Dem candidates in Tuesday’s special state House elections in Pennsylvania and New Hampshire won by margins exceeding the baselines of prior results, continuing a trend of overperformance that the “horse race” circlejerkers largely have been, unintentionally or otherwise, ignoring going into 2024.
In New Hampshire, Dem Hal Rafter flipped a Republican-held state House seat by 12 points in a district that fat former President Trump won by a slight 49.1 to 48.7 margin in 2020. The win puts the GOP’s 198-197 majority in the (extremely overpopulated) chamber at risk of becoming a tie or, less likely, an outright minority, with four more special elections coming up to fill vacant seats.
Down in Pennsylvania, Democrat Lindsay Powell’s win in the Pittsburgh-area 21st State House District was less of a question mark given her predecessor Sara Innamorato’s 63.6 to 36.4 victory in 2022. Still, Powell outperformed Innamorato slightly, taking 65.26 percent of the vote at 98 percent reporting, per Decision Desk HQ, maintaining the Keystone state House’s one-seat Democratic majority that had been left tied after Innamorato resigned to run for Allegheny County Executive.

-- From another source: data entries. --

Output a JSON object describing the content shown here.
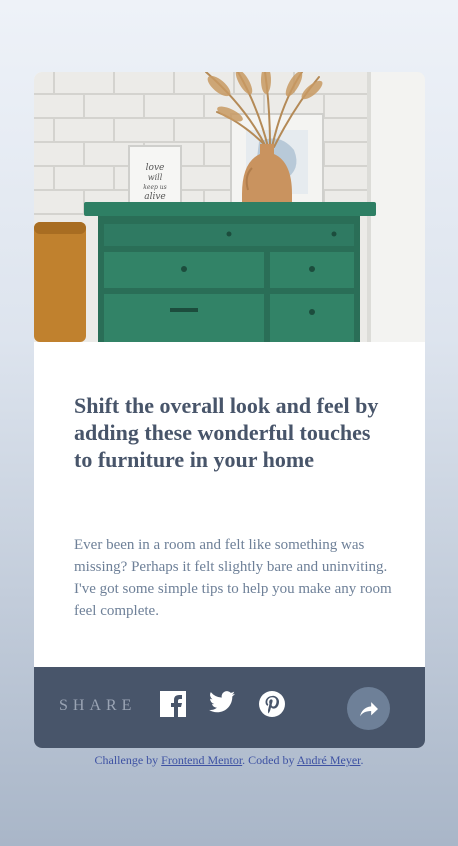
{
  "card": {
    "image": {
      "alt": "drawers",
      "frame_text_lines": [
        "love",
        "will",
        "keep us",
        "alive"
      ]
    },
    "title": "Shift the overall look and feel by adding these wonderful touches to furniture in your home",
    "description": "Ever been in a room and felt like something was missing? Perhaps it felt slightly bare and uninviting. I've got some simple tips to help you make any room feel complete."
  },
  "share_bar": {
    "label": "SHARE",
    "icons": [
      "facebook-icon",
      "twitter-icon",
      "pinterest-icon"
    ],
    "share_button_icon": "share-arrow-icon"
  },
  "attribution": {
    "prefix": "Challenge by ",
    "challenge_link": "Frontend Mentor",
    "middle": ". Coded by ",
    "author_link": "André Meyer",
    "suffix": "."
  },
  "colors": {
    "dark_grayish_blue": "#48556a",
    "desaturated_dark_blue": "#6e8098",
    "grayish_blue": "#9aa4b4",
    "light_grayish_blue": "#ecf2f8",
    "attribution": "#3e52a3",
    "drawer_green": "#2f7a62"
  }
}
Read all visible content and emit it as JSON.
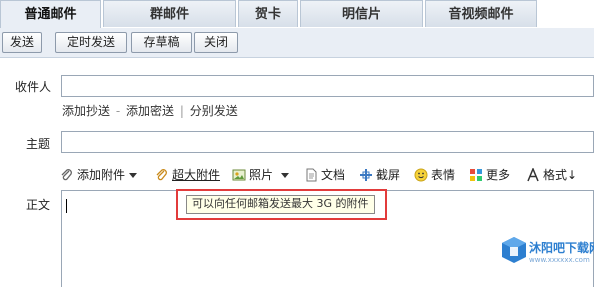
{
  "tabs": [
    {
      "label": "普通邮件"
    },
    {
      "label": "群邮件"
    },
    {
      "label": "贺卡"
    },
    {
      "label": "明信片"
    },
    {
      "label": "音视频邮件"
    }
  ],
  "toolbar": {
    "send": "发送",
    "scheduled_send": "定时发送",
    "save_draft": "存草稿",
    "close": "关闭"
  },
  "form": {
    "recipient_label": "收件人",
    "recipient_value": "",
    "add_cc": "添加抄送",
    "link_sep": "-",
    "add_bcc": "添加密送",
    "separator": "|",
    "send_separately": "分别发送",
    "subject_label": "主题",
    "subject_value": "",
    "body_label": "正文"
  },
  "body_toolbar": {
    "add_attachment": "添加附件",
    "super_attachment": "超大附件",
    "photo": "照片",
    "document": "文档",
    "screenshot": "截屏",
    "emoji": "表情",
    "more": "更多",
    "format": "格式↓"
  },
  "tooltip": {
    "text": "可以向任何邮箱发送最大 3G 的附件"
  },
  "watermark": {
    "title": "沐阳吧下载网",
    "url": "www.xxxxxx.com"
  },
  "colors": {
    "highlight_border": "#e23b3b",
    "tab_bg": "#dbe3ec",
    "toolbar_bg": "#e9eef5"
  }
}
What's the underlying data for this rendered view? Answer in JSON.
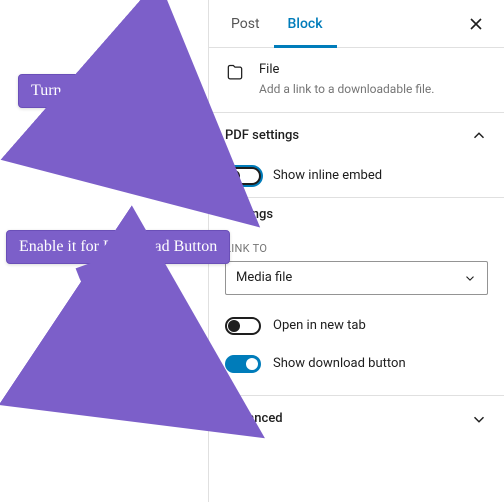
{
  "tabs": {
    "post": "Post",
    "block": "Block"
  },
  "block": {
    "title": "File",
    "description": "Add a link to a downloadable file."
  },
  "pdf": {
    "heading": "PDF settings",
    "show_inline_embed": "Show inline embed"
  },
  "settings": {
    "heading": "Settings",
    "link_to_label": "Link to",
    "link_to_value": "Media file",
    "open_new_tab": "Open in new tab",
    "show_download": "Show download button"
  },
  "advanced": {
    "heading": "Advanced"
  },
  "callouts": {
    "turn_off": "Turn OFF",
    "enable_download": "Enable it for Download Button"
  }
}
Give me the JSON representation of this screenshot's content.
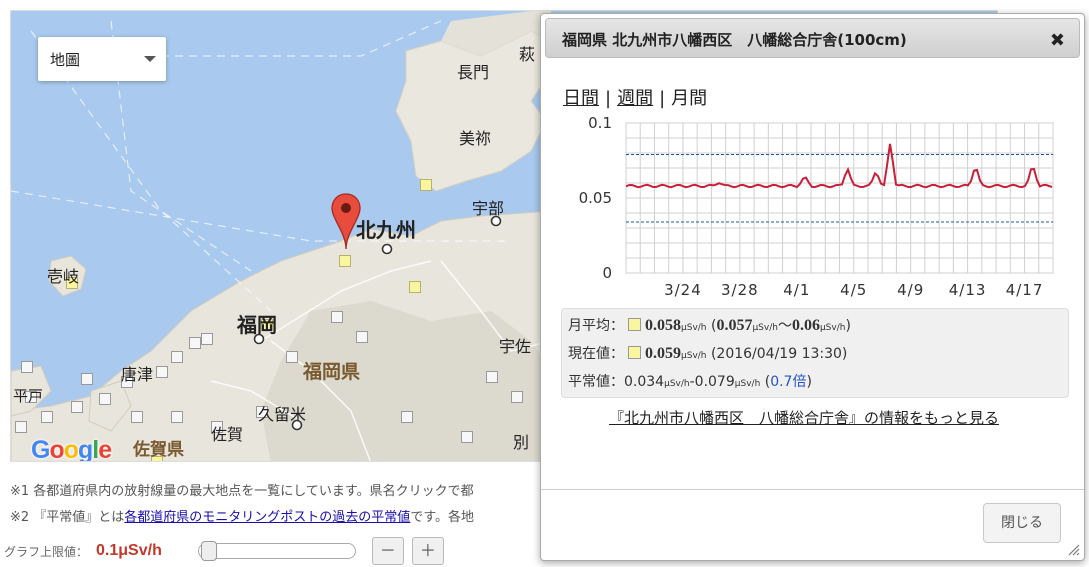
{
  "map": {
    "maptype": "地圖",
    "google_logo": "Google",
    "place_labels": [
      {
        "text": "長門",
        "kind": "city"
      },
      {
        "text": "美祢",
        "kind": "city"
      },
      {
        "text": "宇部",
        "kind": "city"
      },
      {
        "text": "北九州",
        "kind": "major"
      },
      {
        "text": "壱岐",
        "kind": "city"
      },
      {
        "text": "福岡",
        "kind": "major"
      },
      {
        "text": "福岡県",
        "kind": "pref"
      },
      {
        "text": "唐津",
        "kind": "city"
      },
      {
        "text": "宇佐",
        "kind": "city"
      },
      {
        "text": "久留米",
        "kind": "city"
      },
      {
        "text": "佐賀",
        "kind": "city"
      },
      {
        "text": "佐賀県",
        "kind": "pref"
      },
      {
        "text": "平戸",
        "kind": "city"
      },
      {
        "text": "別",
        "kind": "city"
      },
      {
        "text": "萩",
        "kind": "city"
      }
    ]
  },
  "notes": {
    "note1": "※1 各都道府県内の放射線量の最大地点を一覧にしています。県名クリックで都",
    "note2_prefix": "※2 『平常値』とは",
    "note2_link": "各都道府県のモニタリングポストの過去の平常値",
    "note2_suffix": "です。各地"
  },
  "graph_control": {
    "label": "グラフ上限値：",
    "value": "0.1μSv/h",
    "slider_fraction": 0.0,
    "minus": "－",
    "plus": "＋"
  },
  "dialog": {
    "title": "福岡県 北九州市八幡西区　八幡総合庁舎(100cm)",
    "close_icon": "✖",
    "tabs": [
      {
        "label": "日間",
        "current": false
      },
      {
        "label": "週間",
        "current": false
      },
      {
        "label": "月間",
        "current": true
      }
    ],
    "tab_separator": "|",
    "stats": {
      "monthly_avg_label": "月平均：",
      "monthly_avg_value": "0.058",
      "monthly_range_open": "(",
      "monthly_min": "0.057",
      "monthly_range_sep": "〜",
      "monthly_max": "0.06",
      "monthly_range_close": ")",
      "current_label": "現在値：",
      "current_value": "0.059",
      "current_time": "(2016/04/19 13:30)",
      "normal_label": "平常値：",
      "normal_low": "0.034",
      "normal_sep": "-",
      "normal_high": "0.079",
      "normal_mult_open": "(",
      "normal_mult": "0.7倍",
      "normal_mult_close": ")",
      "unit": "μSv/h"
    },
    "more_link": "『北九州市八幡西区　八幡総合庁舎』の情報をもっと見る",
    "close_button": "閉じる"
  },
  "chart_data": {
    "type": "line",
    "title": "",
    "xlabel": "",
    "ylabel": "",
    "ylim": [
      0,
      0.1
    ],
    "yticks": [
      "0",
      "0.05",
      "0.1"
    ],
    "xlim_days": [
      "2016/03/20",
      "2016/04/19"
    ],
    "xticks": [
      "3/24",
      "3/28",
      "4/1",
      "4/5",
      "4/9",
      "4/13",
      "4/17"
    ],
    "reference_lines": [
      0.079,
      0.034
    ],
    "grid": true,
    "colors": {
      "line": "#c8203a",
      "reference": "#2255aa"
    },
    "series": [
      {
        "x": [
          "3/20",
          "3/21",
          "3/22",
          "3/23",
          "3/24",
          "3/25",
          "3/26",
          "3/27",
          "3/28",
          "3/29",
          "3/30",
          "3/31",
          "4/1",
          "4/2",
          "4/3",
          "4/4",
          "4/5",
          "4/6",
          "4/7",
          "4/8",
          "4/9",
          "4/10",
          "4/11",
          "4/12",
          "4/13",
          "4/14",
          "4/15",
          "4/16",
          "4/17",
          "4/18",
          "4/19"
        ],
        "values": [
          0.058,
          0.058,
          0.058,
          0.058,
          0.058,
          0.058,
          0.059,
          0.058,
          0.058,
          0.058,
          0.058,
          0.058,
          0.058,
          0.064,
          0.058,
          0.058,
          0.058,
          0.072,
          0.058,
          0.058,
          0.058,
          0.058,
          0.058,
          0.058,
          0.058,
          0.058,
          0.058,
          0.058,
          0.058,
          0.058,
          0.058
        ],
        "peaks": [
          [
            "3/26",
            0.06
          ],
          [
            "4/1",
            0.065
          ],
          [
            "4/4",
            0.07
          ],
          [
            "4/6",
            0.068
          ],
          [
            "4/7",
            0.087
          ],
          [
            "4/13",
            0.072
          ],
          [
            "4/17",
            0.073
          ]
        ]
      }
    ]
  }
}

You can come up with any number of plausible arguments as to why results in flukey, low-turnout special elections do not matter for the overall national political picture. That doesn’t make the headline factually incorrect though. Either way, the true test of Dem strength will come in November, with statewide legislative and/or gubernatorial elections in New Jersey, Kentucky, Mississippi, Louisiana, and Virginia,- with the last one’s implications being of particular importance given vest-wearing affable suburban fascist “Diet MAGA” Governor Glenn Youngkin’s plans to pass a 15-week abortion ban should his regime seize control of both chambers of the state’s legislature.